To my amazement, years passed. The true nature of the disease became public knowledge. I began thinking that Uncle had a freak chance, some special gene. In reality, it was worry that had been torturing him, not the virus. Naaka was also still alive! Gradually, people realized that worry was as bad as the real thing. Now even the real victims survived longer by keeping the devil of worry at bay, but why did Naaka survive while Naaki died? How did the medical people explain Uncle’s survival? Was some other man involved in the tragedy? Or did some people have special resistance? Now I hoped that I, Aunt Lwandeka, Lwendo and all the people I knew had this special gift to survive the viral plague.
In the meantime, Uncle’s business had lost steam. He now encouraged people to eat his chicken because he was a survivor. Some people believed him, and he attracted others with discounts. People drowned his birds in cauldrons of soup, licked the last drop and cracked the last bone, and they felt better. A new market had opened. They said it was chicken soup that had saved his family, and that it would save theirs too. His back became bent with overwork, his lungs clogged with the sawdust from the pens.
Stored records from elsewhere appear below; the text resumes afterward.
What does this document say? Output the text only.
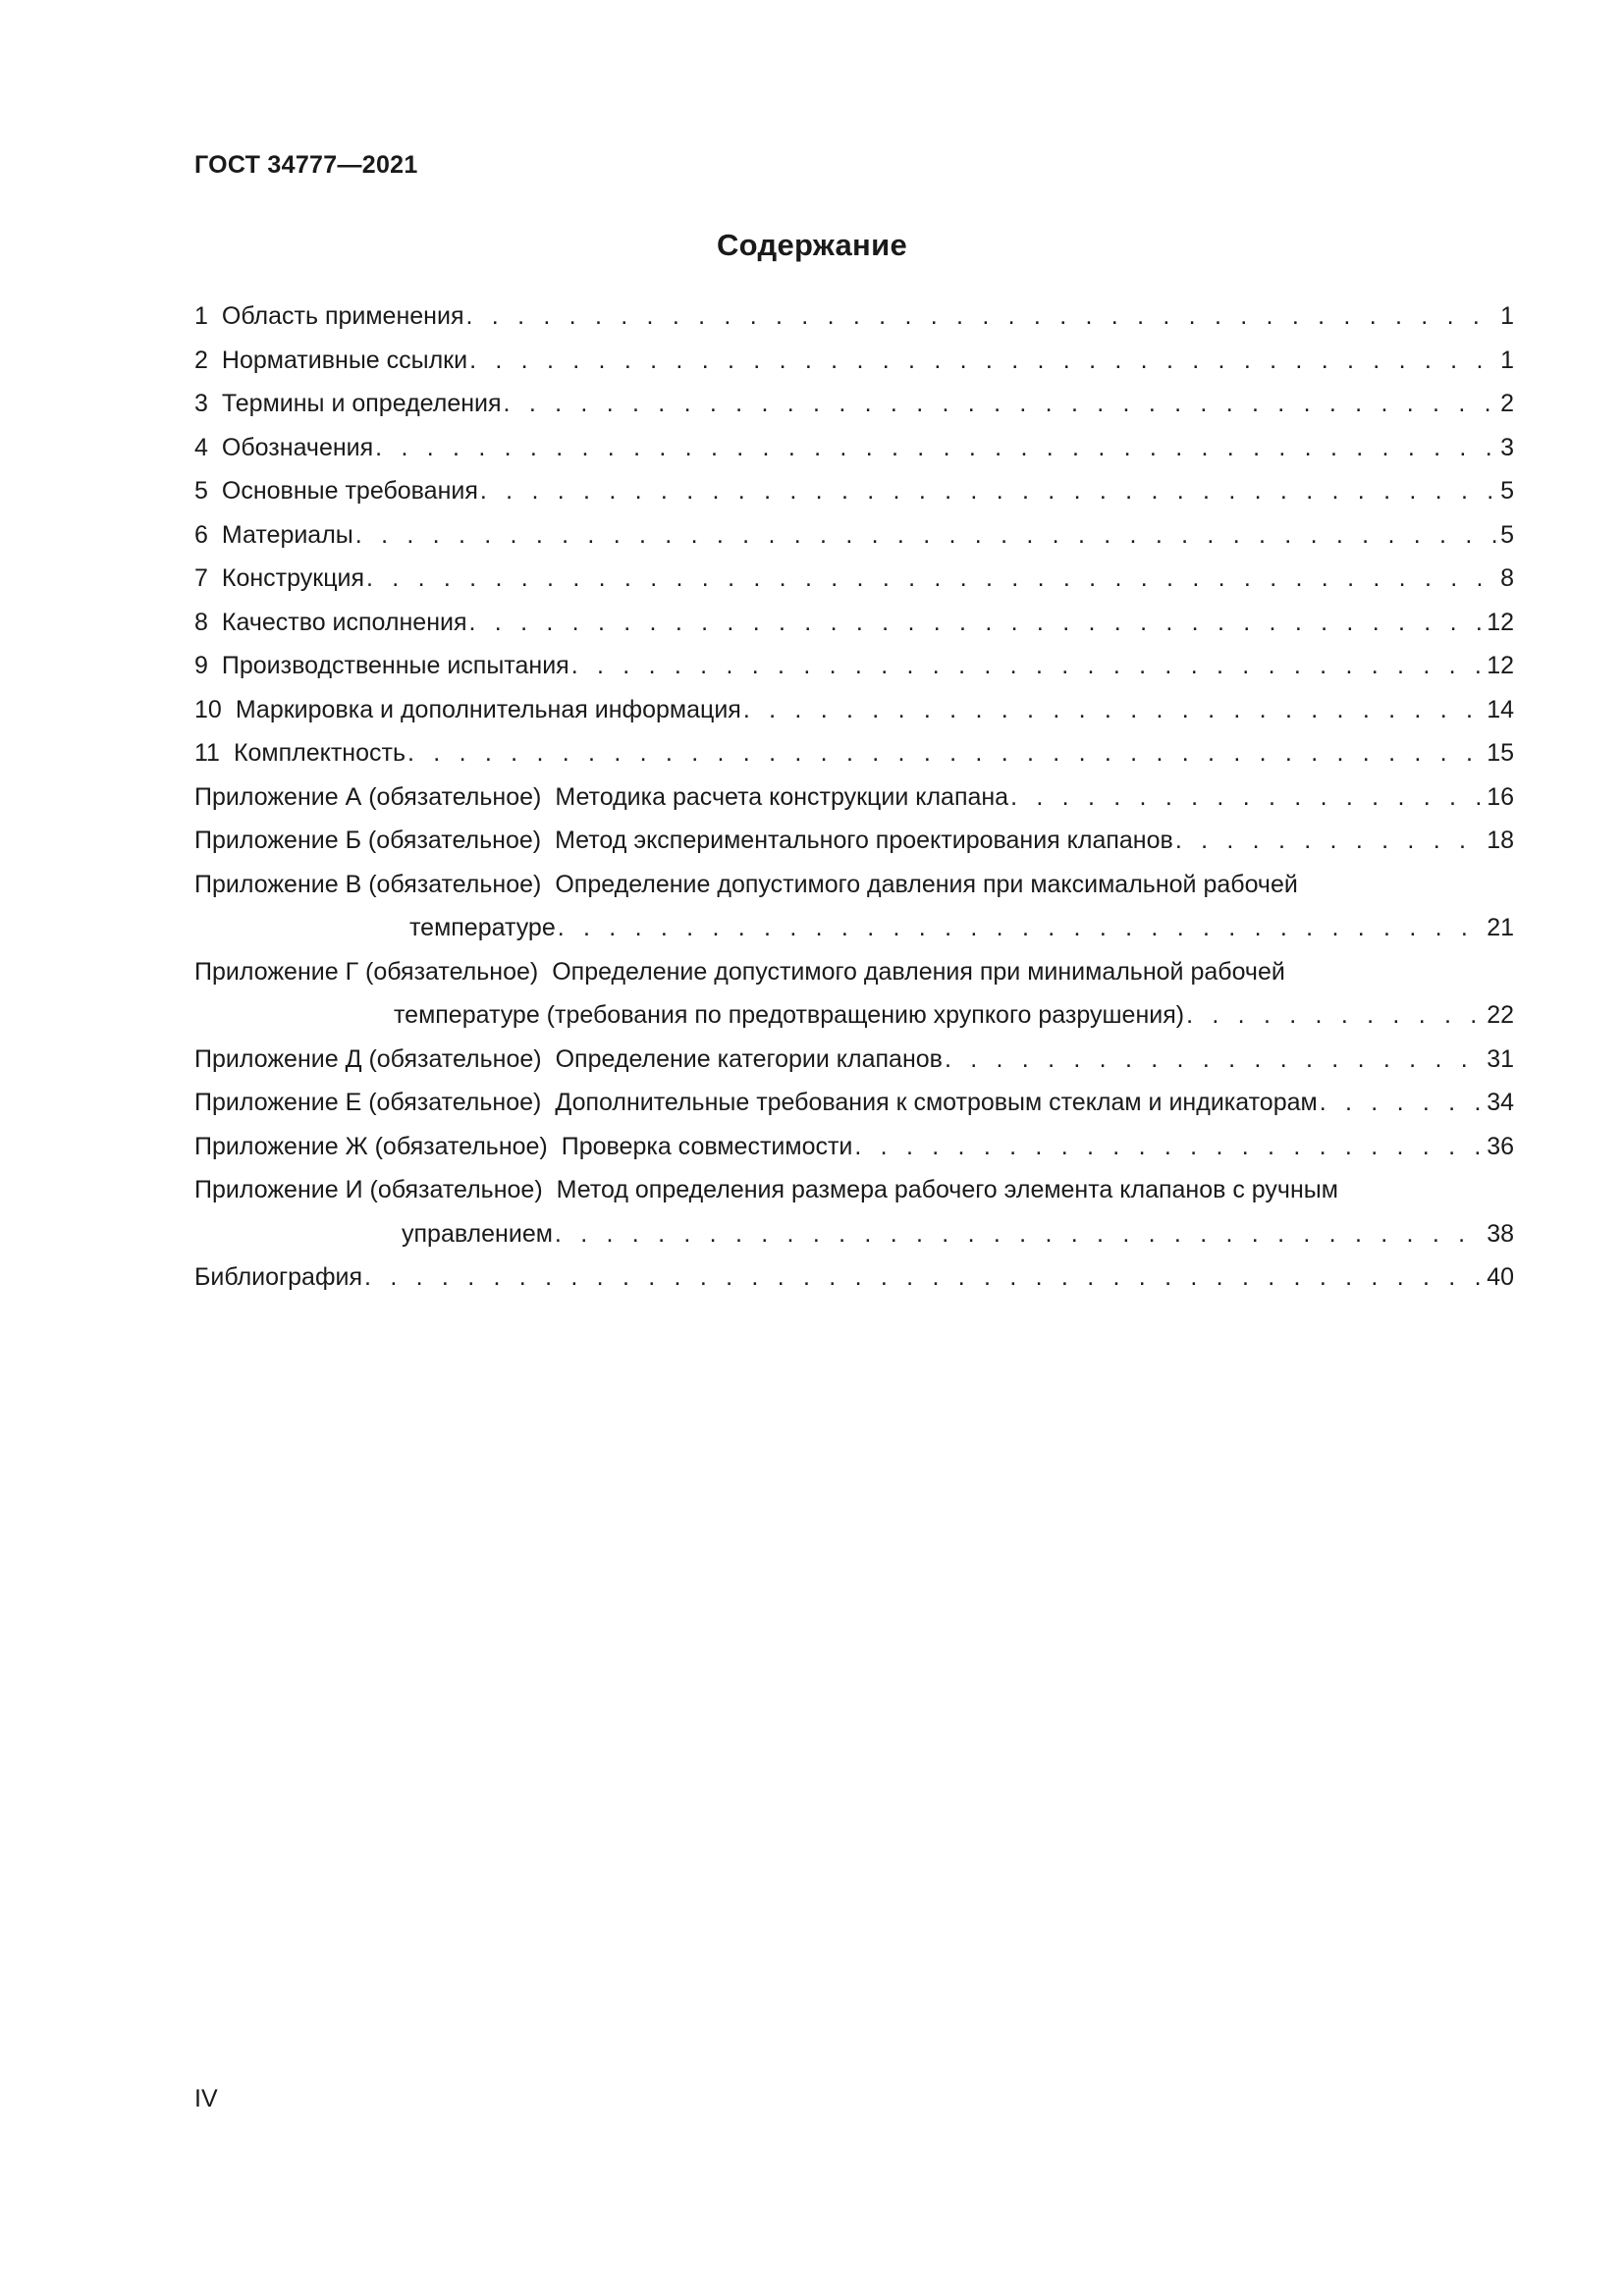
ГОСТ 34777—2021
Содержание
1 Область применения . . .	1
2 Нормативные ссылки . . .	1
3 Термины и определения . . .	2
4 Обозначения . . .	3
5 Основные требования . . .	5
6 Материалы . . .	5
7 Конструкция . . .	8
8 Качество исполнения . . .	12
9 Производственные испытания . . .	12
10 Маркировка и дополнительная информация . . .	14
11 Комплектность . . .	15
Приложение А (обязательное) Методика расчета конструкции клапана . . .	16
Приложение Б (обязательное) Метод экспериментального проектирования клапанов . . .	18
Приложение В (обязательное) Определение допустимого давления при максимальной рабочей
температуре . . .	21
Приложение Г (обязательное) Определение допустимого давления при минимальной рабочей
температуре (требования по предотвращению хрупкого разрушения) . . .	22
Приложение Д (обязательное) Определение категории клапанов . . .	31
Приложение Е (обязательное) Дополнительные требования к смотровым стеклам и индикаторам . . .	34
Приложение Ж (обязательное) Проверка совместимости . . .	36
Приложение И (обязательное) Метод определения размера рабочего элемента клапанов с ручным
управлением . . .	38
Библиография . . .	40
IV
He worked harder than ever before. His ambition now was to save Kyotera, the whole of Rakai and Masaka, the entire country. He built another house for his birds. He worked so hard that he barely had time to change his overalls. The doctor warned him that he was going to kill himself in no time. “A good soldier dies on the battlefield,” Kawayida replied, and smiled. He collapsed in the chicken pen one afternoon. Chickens gathered round their master to wake him up: the troughs were emptying fast. The birds were hurting their beaks by pecking at the wooden bottoms. They scratched and pecked at their master, who remained motionless, frozen in his ambition. They pecked out his eyes and burned his skin with the heat of their best shit, in vain. His wife did not miss him at first. She thought he was at Naaki’s looking after her children, who still loved him. Later she found him in the pen, drenched in chicken shit. Her lamentation almost drove the birds mad. She had become a sonless widow.
I missed the man terribly. I had visited him several times during his darkest hours. I was impressed by his courage and tough-mindedness.
“Humor is man’s best friend. It sleeps and wakes with him,” he told me when I marvelled at his capacity to shrug at the world.
“Why aren’t you defending yourself? Why let your in-laws treat you like that?”
“They lost their sister in addition to the many others. It is their right to be angry at whoever they want.”
“Maybe she had another man,” I suggested hotly.
“Never speak evil of the dead,” he cautioned. “I loved her dearly, like I love her two sisters. I am among the chosen few who find true love in three different women. I really enjoyed myself. Life is just balancing itself out, son.”
“If you insist,” I replied reluctantly.
“Son, do whatever you want in life,” he said, touching me on the shoulder, “but know when it is over. And never bicker about the price.”
Customers were waiting for him. He dismissed me. It was the last time I saw him. Nine months later he was dead.
Lwendo did what he had vowed to do: he resigned from the army. He bribed an army doctor who recommended that he be discharged for health reasons. We celebrated the occasion with a drinking party. For a month or so we roamed the city, enjoying the freedom of not having to look for work. We would meet toward midday, go to a favorite restaurant on Kampala Road, eat, drink and watch the city.